Толстяк почесал лоб, вспоминая. Видимо, его слишком многие гоняли, и всех обидчиков он не помнил. Юрка легонько ткнул его кулаком в пузо.
— Я не понял, ты похудел, что ли?
— Руки убрал, — огрызнулся Тим, и мне захотелось зааплодировать, но я лишь похлопал его по мясистой спине.
— Он с нами занимается, — сказал я. — И да, уже похудел. Ты ж смог стать нормальным, вот и он сможет. Я думаю, никто не будет возражать, если Тим продолжит с нами тренироваться? — обратился я ко всем.
— Да мы уже как-то и привыкли к нему, — прогудел Чабанов. — Пусть остается. — Димон поднял руку. — Голосую за Тимофея.
Взметнулись руки.
— Единогласно, — резюмировал Илья.
— Добро пожаловать в клуб. Дай пять!
Толстяк хлопнул ладонью о мою ладонь и засиял, как медный пятак.

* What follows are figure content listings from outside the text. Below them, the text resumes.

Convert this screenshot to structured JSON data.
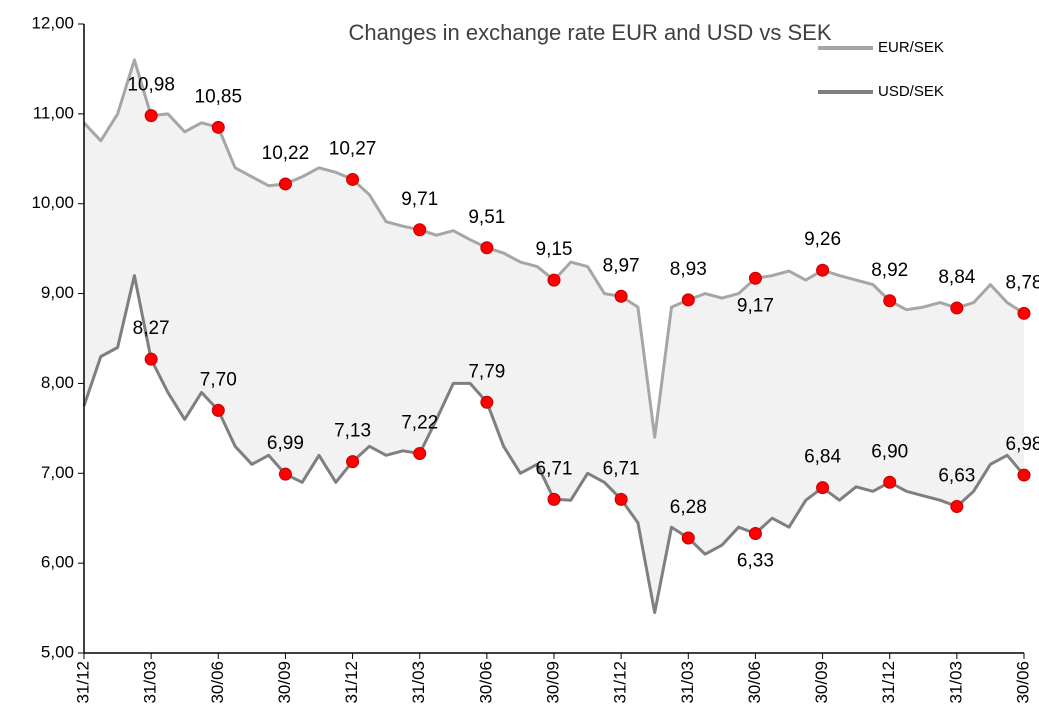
{
  "chart_data": {
    "type": "line",
    "title": "Changes in exchange rate EUR and USD vs SEK",
    "categories": [
      "31/12",
      null,
      null,
      null,
      "31/03",
      null,
      null,
      null,
      "30/06",
      null,
      null,
      null,
      "30/09",
      null,
      null,
      null,
      "31/12",
      null,
      null,
      null,
      "31/03",
      null,
      null,
      null,
      "30/06",
      null,
      null,
      null,
      "30/09",
      null,
      null,
      null,
      "31/12",
      null,
      null,
      null,
      "31/03",
      null,
      null,
      null,
      "30/06",
      null,
      null,
      null,
      "30/09",
      null,
      null,
      null,
      "31/12",
      null,
      null,
      null,
      "31/03",
      null,
      null,
      null,
      "30/06"
    ],
    "series": [
      {
        "name": "EUR/SEK",
        "color": "#a6a6a6",
        "values": [
          10.9,
          10.7,
          11.0,
          11.6,
          10.98,
          11.0,
          10.8,
          10.9,
          10.85,
          10.4,
          10.3,
          10.2,
          10.22,
          10.3,
          10.4,
          10.35,
          10.27,
          10.1,
          9.8,
          9.75,
          9.71,
          9.65,
          9.7,
          9.6,
          9.51,
          9.45,
          9.35,
          9.3,
          9.15,
          9.35,
          9.3,
          9.0,
          8.97,
          8.85,
          7.4,
          8.85,
          8.93,
          9.0,
          8.95,
          9.0,
          9.17,
          9.2,
          9.25,
          9.15,
          9.26,
          9.2,
          9.15,
          9.1,
          8.92,
          8.82,
          8.85,
          8.9,
          8.84,
          8.9,
          9.1,
          8.9,
          8.78
        ],
        "value_labels": [
          null,
          null,
          null,
          null,
          "10,98",
          null,
          null,
          null,
          "10,85",
          null,
          null,
          null,
          "10,22",
          null,
          null,
          null,
          "10,27",
          null,
          null,
          null,
          "9,71",
          null,
          null,
          null,
          "9,51",
          null,
          null,
          null,
          "9,15",
          null,
          null,
          null,
          "8,97",
          null,
          null,
          null,
          "8,93",
          null,
          null,
          null,
          "9,17",
          null,
          null,
          null,
          "9,26",
          null,
          null,
          null,
          "8,92",
          null,
          null,
          null,
          "8,84",
          null,
          null,
          null,
          "8,78"
        ]
      },
      {
        "name": "USD/SEK",
        "color": "#7f7f7f",
        "values": [
          7.75,
          8.3,
          8.4,
          9.2,
          8.27,
          7.9,
          7.6,
          7.9,
          7.7,
          7.3,
          7.1,
          7.2,
          6.99,
          6.9,
          7.2,
          6.9,
          7.13,
          7.3,
          7.2,
          7.25,
          7.22,
          7.6,
          8.0,
          8.0,
          7.79,
          7.3,
          7.0,
          7.1,
          6.71,
          6.7,
          7.0,
          6.9,
          6.71,
          6.45,
          5.45,
          6.4,
          6.28,
          6.1,
          6.2,
          6.4,
          6.33,
          6.5,
          6.4,
          6.7,
          6.84,
          6.7,
          6.85,
          6.8,
          6.9,
          6.8,
          6.75,
          6.7,
          6.63,
          6.8,
          7.1,
          7.2,
          6.98
        ],
        "value_labels": [
          null,
          null,
          null,
          null,
          "8,27",
          null,
          null,
          null,
          "7,70",
          null,
          null,
          null,
          "6,99",
          null,
          null,
          null,
          "7,13",
          null,
          null,
          null,
          "7,22",
          null,
          null,
          null,
          "7,79",
          null,
          null,
          null,
          "6,71",
          null,
          null,
          null,
          "6,71",
          null,
          null,
          null,
          "6,28",
          null,
          null,
          null,
          "6,33",
          null,
          null,
          null,
          "6,84",
          null,
          null,
          null,
          "6,90",
          null,
          null,
          null,
          "6,63",
          null,
          null,
          null,
          "6,98"
        ]
      }
    ],
    "marker_color": "#ff0000",
    "fill_between": "#f2f2f2",
    "ylim": [
      5,
      12
    ],
    "yticks": [
      {
        "value": 5,
        "label": "5,00"
      },
      {
        "value": 6,
        "label": "6,00"
      },
      {
        "value": 7,
        "label": "7,00"
      },
      {
        "value": 8,
        "label": "8,00"
      },
      {
        "value": 9,
        "label": "9,00"
      },
      {
        "value": 10,
        "label": "10,00"
      },
      {
        "value": 11,
        "label": "11,00"
      },
      {
        "value": 12,
        "label": "12,00"
      }
    ],
    "grid": false,
    "legend": "upper right"
  }
}
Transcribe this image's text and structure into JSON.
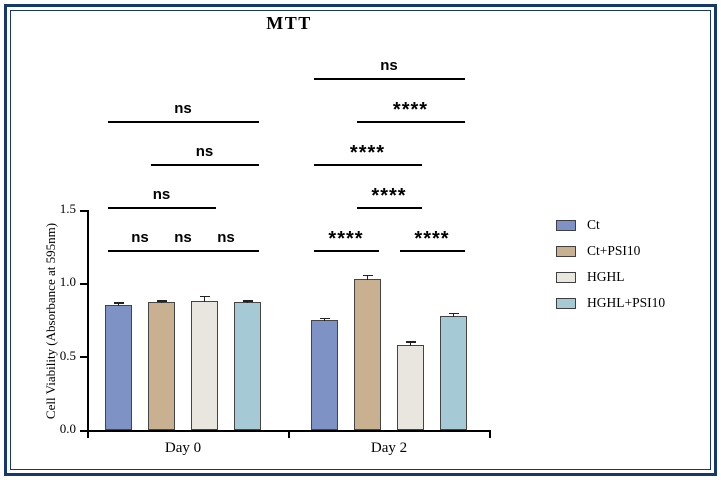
{
  "figure": {
    "frame_color": "#17386b",
    "background_color": "#ffffff"
  },
  "chart_data": {
    "type": "bar",
    "title": "MTT",
    "ylabel": "Cell Viability (Absorbance at 595nm)",
    "ylim": [
      0,
      1.5
    ],
    "yticks": [
      "0.0",
      "0.5",
      "1.0",
      "1.5"
    ],
    "groups": [
      "Day 0",
      "Day 2"
    ],
    "series": [
      {
        "name": "Ct",
        "color": "#7f92c6",
        "values": [
          0.85,
          0.75
        ],
        "errors": [
          0.02,
          0.015
        ]
      },
      {
        "name": "Ct+PSI10",
        "color": "#c8b091",
        "values": [
          0.87,
          1.03
        ],
        "errors": [
          0.015,
          0.03
        ]
      },
      {
        "name": "HGHL",
        "color": "#e8e6df",
        "values": [
          0.88,
          0.58
        ],
        "errors": [
          0.035,
          0.025
        ]
      },
      {
        "name": "HGHL+PSI10",
        "color": "#a6c9d6",
        "values": [
          0.87,
          0.78
        ],
        "errors": [
          0.015,
          0.02
        ]
      }
    ],
    "legend": [
      "Ct",
      "Ct+PSI10",
      "HGHL",
      "HGHL+PSI10"
    ],
    "legend_position": "right",
    "grid": false,
    "significance": [
      {
        "group": 0,
        "from": 0,
        "to": 1,
        "label": "ns",
        "tier": 0
      },
      {
        "group": 0,
        "from": 1,
        "to": 2,
        "label": "ns",
        "tier": 0
      },
      {
        "group": 0,
        "from": 2,
        "to": 3,
        "label": "ns",
        "tier": 0
      },
      {
        "group": 0,
        "from": 0,
        "to": 2,
        "label": "ns",
        "tier": 1
      },
      {
        "group": 0,
        "from": 1,
        "to": 3,
        "label": "ns",
        "tier": 2
      },
      {
        "group": 0,
        "from": 0,
        "to": 3,
        "label": "ns",
        "tier": 3
      },
      {
        "group": 1,
        "from": 0,
        "to": 1,
        "label": "****",
        "tier": 0
      },
      {
        "group": 1,
        "from": 2,
        "to": 3,
        "label": "****",
        "tier": 0
      },
      {
        "group": 1,
        "from": 1,
        "to": 2,
        "label": "****",
        "tier": 1
      },
      {
        "group": 1,
        "from": 0,
        "to": 2,
        "label": "****",
        "tier": 2
      },
      {
        "group": 1,
        "from": 1,
        "to": 3,
        "label": "****",
        "tier": 3
      },
      {
        "group": 1,
        "from": 0,
        "to": 3,
        "label": "ns",
        "tier": 4
      }
    ]
  }
}
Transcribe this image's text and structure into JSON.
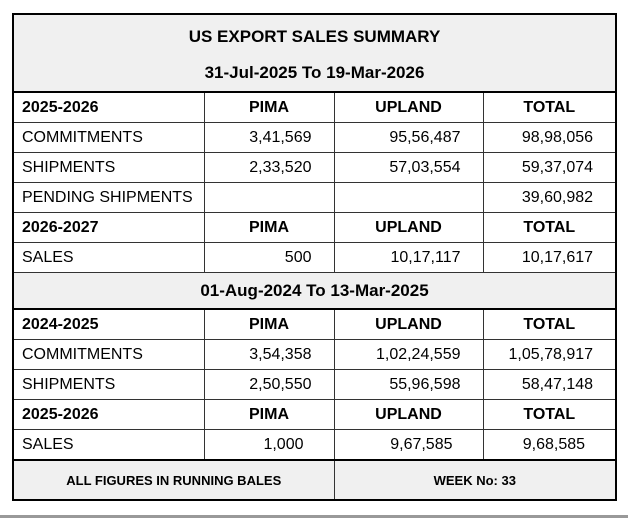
{
  "title": "US EXPORT SALES SUMMARY",
  "period1": {
    "date_range": "31-Jul-2025 To 19-Mar-2026",
    "section_a": {
      "header": [
        "2025-2026",
        "PIMA",
        "UPLAND",
        "TOTAL"
      ],
      "rows": [
        [
          "COMMITMENTS",
          "3,41,569",
          "95,56,487",
          "98,98,056"
        ],
        [
          "SHIPMENTS",
          "2,33,520",
          "57,03,554",
          "59,37,074"
        ],
        [
          "PENDING SHIPMENTS",
          "",
          "",
          "39,60,982"
        ]
      ]
    },
    "section_b": {
      "header": [
        "2026-2027",
        "PIMA",
        "UPLAND",
        "TOTAL"
      ],
      "rows": [
        [
          "SALES",
          "500",
          "10,17,117",
          "10,17,617"
        ]
      ]
    }
  },
  "period2": {
    "date_range": "01-Aug-2024 To 13-Mar-2025",
    "section_a": {
      "header": [
        "2024-2025",
        "PIMA",
        "UPLAND",
        "TOTAL"
      ],
      "rows": [
        [
          "COMMITMENTS",
          "3,54,358",
          "1,02,24,559",
          "1,05,78,917"
        ],
        [
          "SHIPMENTS",
          "2,50,550",
          "55,96,598",
          "58,47,148"
        ]
      ]
    },
    "section_b": {
      "header": [
        "2025-2026",
        "PIMA",
        "UPLAND",
        "TOTAL"
      ],
      "rows": [
        [
          "SALES",
          "1,000",
          "9,67,585",
          "9,68,585"
        ]
      ]
    }
  },
  "footer": {
    "note": "ALL FIGURES IN RUNNING BALES",
    "week": "WEEK No: 33"
  }
}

— Эй, а я? — возмутился Каюк. — А можно мне?
— Спасибо! Я… огромное спасибо! — Тим шмыгнул носом и смахнул слезу, щеки его вспыхнули, уши тоже. — У меня никогда, — он снова шмыгнул, — не было… друзей! Приходите ко мне на день рождения! Все приходите. И ты. — Он посмотрел на Каюка. — Послезавтра. В три дня. На поляну у реки!
— Я не смогу, — сказала Гаечка. — Мне надо… в общем, работать.
— Значит, тренировка завтра. Послезавтра будем таскать за уши Тимофея, — заключил я.
Толстяк от радости чуть ли не ламбаду станцевал. Я отлично его понимал, ведь у меня была такая же хотелка: чтобы на мой день рождения пришло много друзей! И было весело! Но отмечали мы обычно в кругу семьи — уныло, потому что я ни с кем не ладил, а потом с Ильей вдвоем. К толстяку, наверное, вообще никто не приходил. Бабушка готовила кучу еды, и они вдвоем это все сжирали в течение нескольких дней.